I believe one of the most sweeping representations of our collective well-being comes from our relationship with the Internet.
So, call me when even a few dozen individual Canadian, Indigenous and Francophone creators generate the kind of reach and revenues on digital media platforms that would get the attention of the CRTC as a result of Bill C-10. If that happens, the bill has worked to create discoverability for these “broadcasters” on the global market, which would be a monumental accomplishment.
Working towards this kind of success will not come at the expense of your Charter Rights, nor impose a Canadian cultural sovereignty myth upon you, thereby forcing you to watch Canadian content that you would otherwise find without the bill.
Above and beyond content creation, whether it’s about our health, career, economy, civic responsibilities, or entertainment, we are better poised to address illness, career success, financial prosperity, community engagement and personal self-fulfillment if we have:
1. Access to high-speed Internet
2. Hardware to use it
3. Skills to navigate it
4. Protection from threats, oppression and hate propagated on it
Regulating the Internet in Canada and implementing policies that govern the delivery of content on it to Canadians is part of a progression to make numbers 1 to 4 above a reality for more Canadians and Indigenous peoples. All four should be true not just for the tech savvy, wealthy and keen. They should be attainable and affordable for every person, even those who only seldom need, or want, to use the Internet.
If you’re opposed to Bill C-10 because you think regulations are an overreach by government, free market forces should determine the best content, and it infringes on our “freedom of speech”, newsflash: it’s because your Canadian cultural sovereignty has, in fact, been eroded.
“Free Speech” is protected in the United States Constitution; we don’t call it that in the Canadian Charter of Rights and Freedoms. “Deregulation” and “free market” are American economic concepts that enable the U.S. to dominate Canada in the global economy, if not for measures to ensure the discoverability of, for instance, Canadian lumber, dairy, eggs, oil & gas, steel, automotive and manufacturing products.

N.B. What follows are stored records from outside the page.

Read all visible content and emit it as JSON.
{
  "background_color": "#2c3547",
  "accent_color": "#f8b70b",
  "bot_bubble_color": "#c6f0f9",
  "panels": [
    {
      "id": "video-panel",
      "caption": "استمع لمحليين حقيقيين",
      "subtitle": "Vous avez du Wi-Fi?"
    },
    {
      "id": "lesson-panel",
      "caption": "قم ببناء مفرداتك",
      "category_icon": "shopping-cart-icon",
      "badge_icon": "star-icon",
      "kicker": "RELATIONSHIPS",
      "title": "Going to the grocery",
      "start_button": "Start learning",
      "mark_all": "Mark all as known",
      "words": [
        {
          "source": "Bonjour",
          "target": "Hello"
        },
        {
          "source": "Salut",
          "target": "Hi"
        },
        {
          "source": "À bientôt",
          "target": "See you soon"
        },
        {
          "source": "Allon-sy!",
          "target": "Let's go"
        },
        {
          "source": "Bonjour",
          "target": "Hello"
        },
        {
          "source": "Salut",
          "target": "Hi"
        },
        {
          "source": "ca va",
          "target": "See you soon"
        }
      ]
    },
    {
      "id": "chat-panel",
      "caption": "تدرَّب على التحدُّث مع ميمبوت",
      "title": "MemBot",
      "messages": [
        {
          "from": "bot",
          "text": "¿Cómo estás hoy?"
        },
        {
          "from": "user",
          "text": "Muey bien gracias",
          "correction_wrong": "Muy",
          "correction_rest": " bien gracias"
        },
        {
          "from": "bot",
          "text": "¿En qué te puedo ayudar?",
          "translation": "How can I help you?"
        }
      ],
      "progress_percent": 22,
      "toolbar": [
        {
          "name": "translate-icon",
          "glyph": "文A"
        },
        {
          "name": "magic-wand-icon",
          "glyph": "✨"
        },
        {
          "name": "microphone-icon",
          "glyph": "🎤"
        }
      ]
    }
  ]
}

The U.S. promotes deregulation and the free market because algorithms, populations and promotional and distribution finance machines work in their favour, not necessarily because their products are more exceptional than Canada’s. And Canadian products aren’t any less exceptional when they are bolstered by regulation, policy and subsidy. These three form part of Canada’s competitive advantage on the global market.
But, the American “Winner Takes All” mentality reaches us with relentless regularity, muting our strengths. The fact that we use the very same language as our neighbours south of the border is the result of Americanisms that permeate the content we consume in all media because of the very metrics that prioritize what we watch, read and listen to.
Bill C-10 was poorly communicated, debated ineptly and passed under circumstances that fuel suspicion and mistrust. We’re better off with it and all of the work it will take to navigate through the challenges and opportunities it creates.